# AD, Qatar or Sharjah



## percy1072 (Aug 6, 2010)

Hi
Im having few interviews lined up.. one for Qatar, AD & for Sharjah. we're planning to move to ME as a family.
From all you living out there, which would be a better place to live in terms of making a saving at the end of the day. we are 3 of us including a 4 year old child. No expensive standard of living, no night life, We expect a 1 or 2 bedroom apartment in a decent/quiet neighbourhood, and nearby school. 
Appreciate your views. 
Thanks.


----------



## Jynxgirl (Nov 27, 2009)

I do not know about qatar costs. 

But out of Sharjah and Abu Dhabi, sharjah is going to alot cheaper in the way of rent and cost of living. I have a pakistan/indian friend in sharjah who loves living there as she says it preserves her kids living in there own culture. Abu Dhabi is nicer but its also quite a bitmore expensive. It seems to be a much busier life style though. They are quite different places.

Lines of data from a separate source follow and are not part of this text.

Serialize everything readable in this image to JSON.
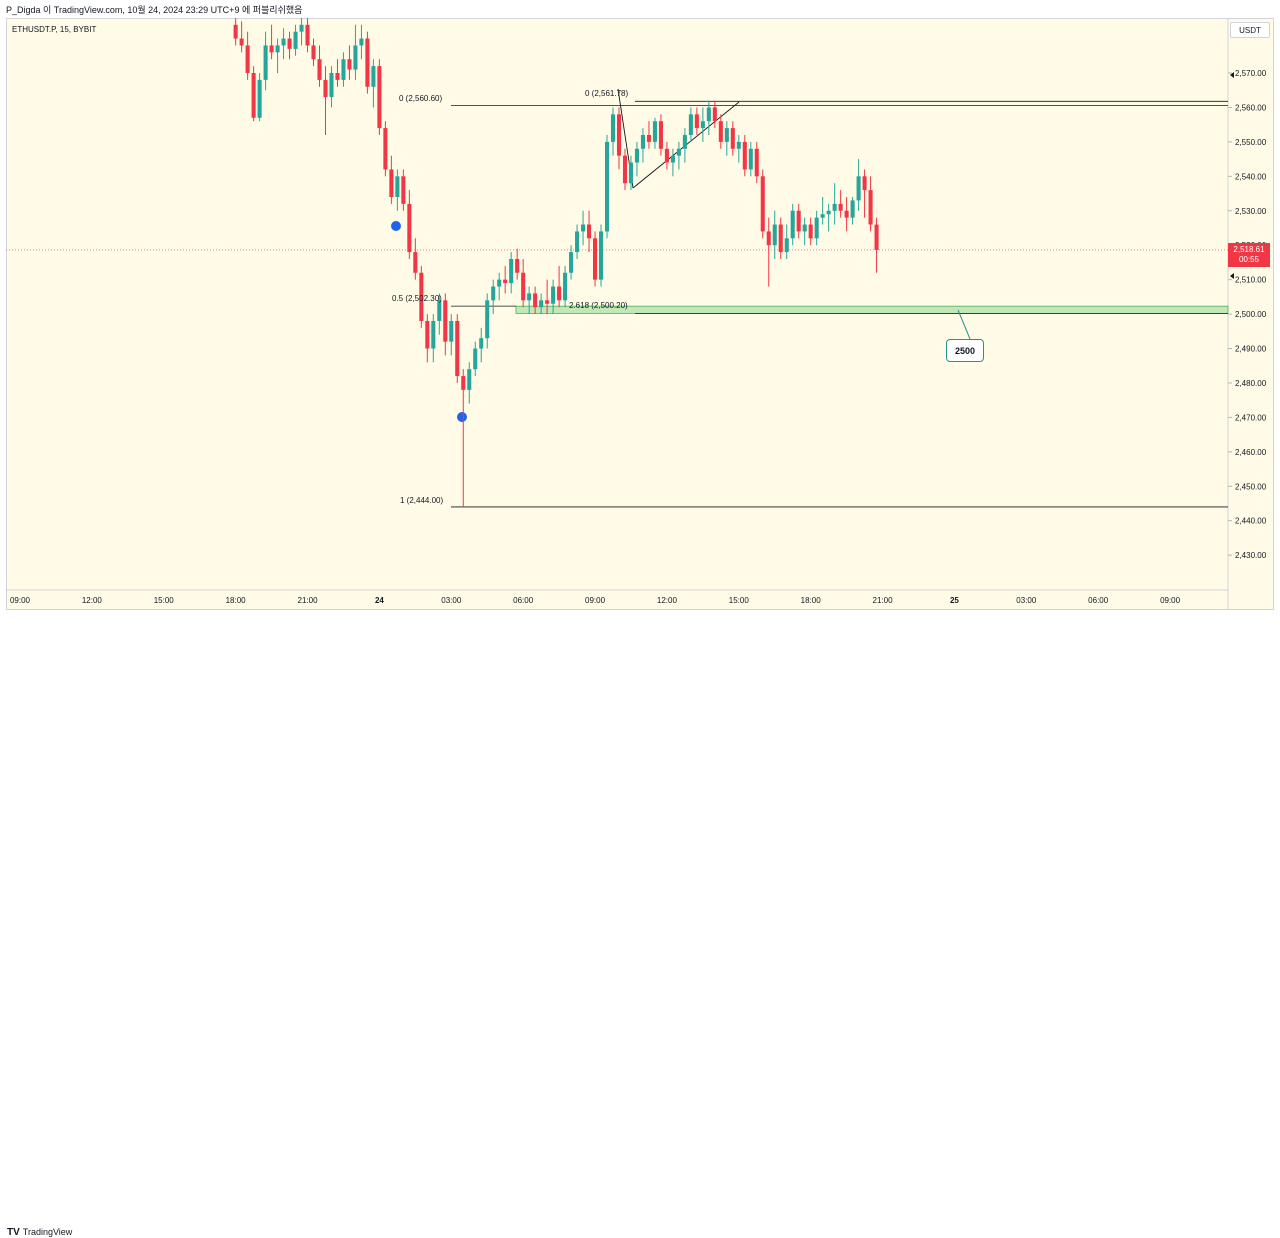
{
  "header": {
    "text": "P_Digda 이 TradingView.com, 10월 24, 2024 23:29 UTC+9 에 퍼블리쉬했음"
  },
  "symbol_label": "ETHUSDT.P, 15, BYBIT",
  "currency_button": "USDT",
  "footer": {
    "brand_mark": "TV",
    "brand": "TradingView"
  },
  "price_tag": {
    "price": "2,518.61",
    "countdown": "00:55"
  },
  "fib_labels": {
    "left_zero": "0 (2,560.60)",
    "left_half": "0.5 (2,502.30)",
    "left_one": "1 (2,444.00)",
    "right_zero": "0 (2,561.78)",
    "right_ext": "2.618 (2,500.20)"
  },
  "callout": {
    "text": "2500"
  },
  "colors": {
    "up": "#26a69a",
    "down": "#f23645",
    "background": "#fffbe6",
    "zone": "#b7e4b0",
    "marker": "#1e63f0"
  },
  "chart_data": {
    "type": "candlestick",
    "symbol": "ETHUSDT.P",
    "timeframe": "15",
    "exchange": "BYBIT",
    "y_axis": {
      "range": [
        2422,
        2582
      ],
      "ticks": [
        2430,
        2440,
        2450,
        2460,
        2470,
        2480,
        2490,
        2500,
        2510,
        2520,
        2530,
        2540,
        2550,
        2560,
        2570
      ],
      "tick_labels": [
        "2,430.00",
        "2,440.00",
        "2,450.00",
        "2,460.00",
        "2,470.00",
        "2,480.00",
        "2,490.00",
        "2,500.00",
        "2,510.00",
        "2,520.00",
        "2,530.00",
        "2,540.00",
        "2,550.00",
        "2,560.00",
        "2,570.00"
      ]
    },
    "x_axis": {
      "tick_labels": [
        "09:00",
        "12:00",
        "15:00",
        "18:00",
        "21:00",
        "24",
        "03:00",
        "06:00",
        "09:00",
        "12:00",
        "15:00",
        "18:00",
        "21:00",
        "25",
        "03:00",
        "06:00",
        "09:00"
      ],
      "tick_hours": [
        9,
        12,
        15,
        18,
        21,
        24,
        27,
        30,
        33,
        36,
        39,
        42,
        45,
        48,
        51,
        54,
        57
      ]
    },
    "candle_hour_start": 18,
    "candle_interval_hours": 0.25,
    "ohlc": [
      [
        2584,
        2588,
        2578,
        2580
      ],
      [
        2580,
        2585,
        2576,
        2578
      ],
      [
        2578,
        2582,
        2568,
        2570
      ],
      [
        2570,
        2572,
        2556,
        2557
      ],
      [
        2557,
        2570,
        2556,
        2568
      ],
      [
        2568,
        2582,
        2565,
        2578
      ],
      [
        2578,
        2584,
        2574,
        2576
      ],
      [
        2576,
        2580,
        2570,
        2578
      ],
      [
        2578,
        2583,
        2574,
        2580
      ],
      [
        2580,
        2582,
        2574,
        2577
      ],
      [
        2577,
        2584,
        2575,
        2582
      ],
      [
        2582,
        2588,
        2578,
        2584
      ],
      [
        2584,
        2586,
        2576,
        2578
      ],
      [
        2578,
        2580,
        2572,
        2574
      ],
      [
        2574,
        2578,
        2566,
        2568
      ],
      [
        2568,
        2572,
        2552,
        2563
      ],
      [
        2563,
        2572,
        2560,
        2570
      ],
      [
        2570,
        2574,
        2566,
        2568
      ],
      [
        2568,
        2576,
        2566,
        2574
      ],
      [
        2574,
        2578,
        2568,
        2571
      ],
      [
        2571,
        2584,
        2568,
        2578
      ],
      [
        2578,
        2584,
        2574,
        2580
      ],
      [
        2580,
        2582,
        2564,
        2566
      ],
      [
        2566,
        2574,
        2560,
        2572
      ],
      [
        2572,
        2574,
        2552,
        2554
      ],
      [
        2554,
        2556,
        2540,
        2542
      ],
      [
        2542,
        2546,
        2532,
        2534
      ],
      [
        2534,
        2542,
        2530,
        2540
      ],
      [
        2540,
        2542,
        2530,
        2532
      ],
      [
        2532,
        2536,
        2516,
        2518
      ],
      [
        2518,
        2522,
        2510,
        2512
      ],
      [
        2512,
        2514,
        2496,
        2498
      ],
      [
        2498,
        2500,
        2486,
        2490
      ],
      [
        2490,
        2500,
        2486,
        2498
      ],
      [
        2498,
        2506,
        2494,
        2504
      ],
      [
        2504,
        2506,
        2488,
        2492
      ],
      [
        2492,
        2500,
        2488,
        2498
      ],
      [
        2498,
        2500,
        2480,
        2482
      ],
      [
        2482,
        2484,
        2444,
        2478
      ],
      [
        2478,
        2486,
        2474,
        2484
      ],
      [
        2484,
        2492,
        2482,
        2490
      ],
      [
        2490,
        2496,
        2486,
        2493
      ],
      [
        2493,
        2506,
        2490,
        2504
      ],
      [
        2504,
        2510,
        2500,
        2508
      ],
      [
        2508,
        2512,
        2504,
        2510
      ],
      [
        2510,
        2514,
        2506,
        2509
      ],
      [
        2509,
        2518,
        2506,
        2516
      ],
      [
        2516,
        2519,
        2510,
        2512
      ],
      [
        2512,
        2516,
        2502,
        2504
      ],
      [
        2504,
        2508,
        2500,
        2506
      ],
      [
        2506,
        2508,
        2500,
        2502
      ],
      [
        2502,
        2506,
        2500,
        2504
      ],
      [
        2504,
        2510,
        2500,
        2503
      ],
      [
        2503,
        2510,
        2500,
        2508
      ],
      [
        2508,
        2514,
        2502,
        2504
      ],
      [
        2504,
        2514,
        2502,
        2512
      ],
      [
        2512,
        2520,
        2510,
        2518
      ],
      [
        2518,
        2526,
        2516,
        2524
      ],
      [
        2524,
        2530,
        2520,
        2526
      ],
      [
        2526,
        2530,
        2518,
        2522
      ],
      [
        2522,
        2524,
        2508,
        2510
      ],
      [
        2510,
        2526,
        2508,
        2524
      ],
      [
        2524,
        2552,
        2522,
        2550
      ],
      [
        2550,
        2560,
        2546,
        2558
      ],
      [
        2558,
        2560,
        2542,
        2546
      ],
      [
        2546,
        2548,
        2536,
        2538
      ],
      [
        2538,
        2546,
        2536,
        2544
      ],
      [
        2544,
        2550,
        2540,
        2548
      ],
      [
        2548,
        2554,
        2544,
        2552
      ],
      [
        2552,
        2556,
        2548,
        2550
      ],
      [
        2550,
        2557,
        2548,
        2556
      ],
      [
        2556,
        2558,
        2546,
        2548
      ],
      [
        2548,
        2550,
        2542,
        2544
      ],
      [
        2544,
        2548,
        2540,
        2546
      ],
      [
        2546,
        2550,
        2542,
        2548
      ],
      [
        2548,
        2554,
        2544,
        2552
      ],
      [
        2552,
        2560,
        2550,
        2558
      ],
      [
        2558,
        2560,
        2552,
        2554
      ],
      [
        2554,
        2560,
        2550,
        2556
      ],
      [
        2556,
        2562,
        2552,
        2560
      ],
      [
        2560,
        2562,
        2554,
        2556
      ],
      [
        2556,
        2558,
        2548,
        2550
      ],
      [
        2550,
        2556,
        2546,
        2554
      ],
      [
        2554,
        2556,
        2546,
        2548
      ],
      [
        2548,
        2552,
        2544,
        2550
      ],
      [
        2550,
        2552,
        2540,
        2542
      ],
      [
        2542,
        2550,
        2540,
        2548
      ],
      [
        2548,
        2550,
        2538,
        2540
      ],
      [
        2540,
        2542,
        2522,
        2524
      ],
      [
        2524,
        2528,
        2508,
        2520
      ],
      [
        2520,
        2530,
        2516,
        2526
      ],
      [
        2526,
        2528,
        2516,
        2518
      ],
      [
        2518,
        2526,
        2516,
        2522
      ],
      [
        2522,
        2532,
        2520,
        2530
      ],
      [
        2530,
        2532,
        2522,
        2524
      ],
      [
        2524,
        2528,
        2520,
        2526
      ],
      [
        2526,
        2528,
        2520,
        2522
      ],
      [
        2522,
        2530,
        2520,
        2528
      ],
      [
        2528,
        2534,
        2526,
        2529
      ],
      [
        2529,
        2532,
        2524,
        2530
      ],
      [
        2530,
        2538,
        2526,
        2532
      ],
      [
        2532,
        2536,
        2528,
        2530
      ],
      [
        2530,
        2534,
        2524,
        2528
      ],
      [
        2528,
        2534,
        2526,
        2533
      ],
      [
        2533,
        2545,
        2530,
        2540
      ],
      [
        2540,
        2542,
        2528,
        2536
      ],
      [
        2536,
        2540,
        2524,
        2526
      ],
      [
        2526,
        2528,
        2512,
        2518.61
      ]
    ],
    "fib_levels": [
      {
        "label": "0 (2,560.60)",
        "price": 2560.6
      },
      {
        "label": "0.5 (2,502.30)",
        "price": 2502.3
      },
      {
        "label": "1 (2,444.00)",
        "price": 2444.0
      },
      {
        "label": "0 (2,561.78)",
        "price": 2561.78
      },
      {
        "label": "2.618 (2,500.20)",
        "price": 2500.2
      }
    ],
    "zone": {
      "top": 2502.3,
      "bottom": 2500.2
    },
    "current_price": 2518.61,
    "annotation": {
      "text": "2500",
      "price": 2500
    }
  }
}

Between the two, if they are not giving you a pay difference, choose sharjah if you are wishing to save more.


----------



## percy1072 (Aug 6, 2010)

Jynxgirl said:


> I do not know about qatar costs.
> 
> But out of Sharjah and Abu Dhabi, sharjah is going to alot cheaper in the way of rent and cost of living. I have a pakistan/indian friend in sharjah who loves living there as she says it preserves her kids living in there own culture. Abu Dhabi is nicer but its also quite a bitmore expensive. It seems to be a much busier life style though. They are quite different places. Between the two, if they are not giving you a pay difference, choose sharjah if you are wishing to save more.


Hi Jynxgirl,

Thanks for the helpful insight.

Cheers
percy


----------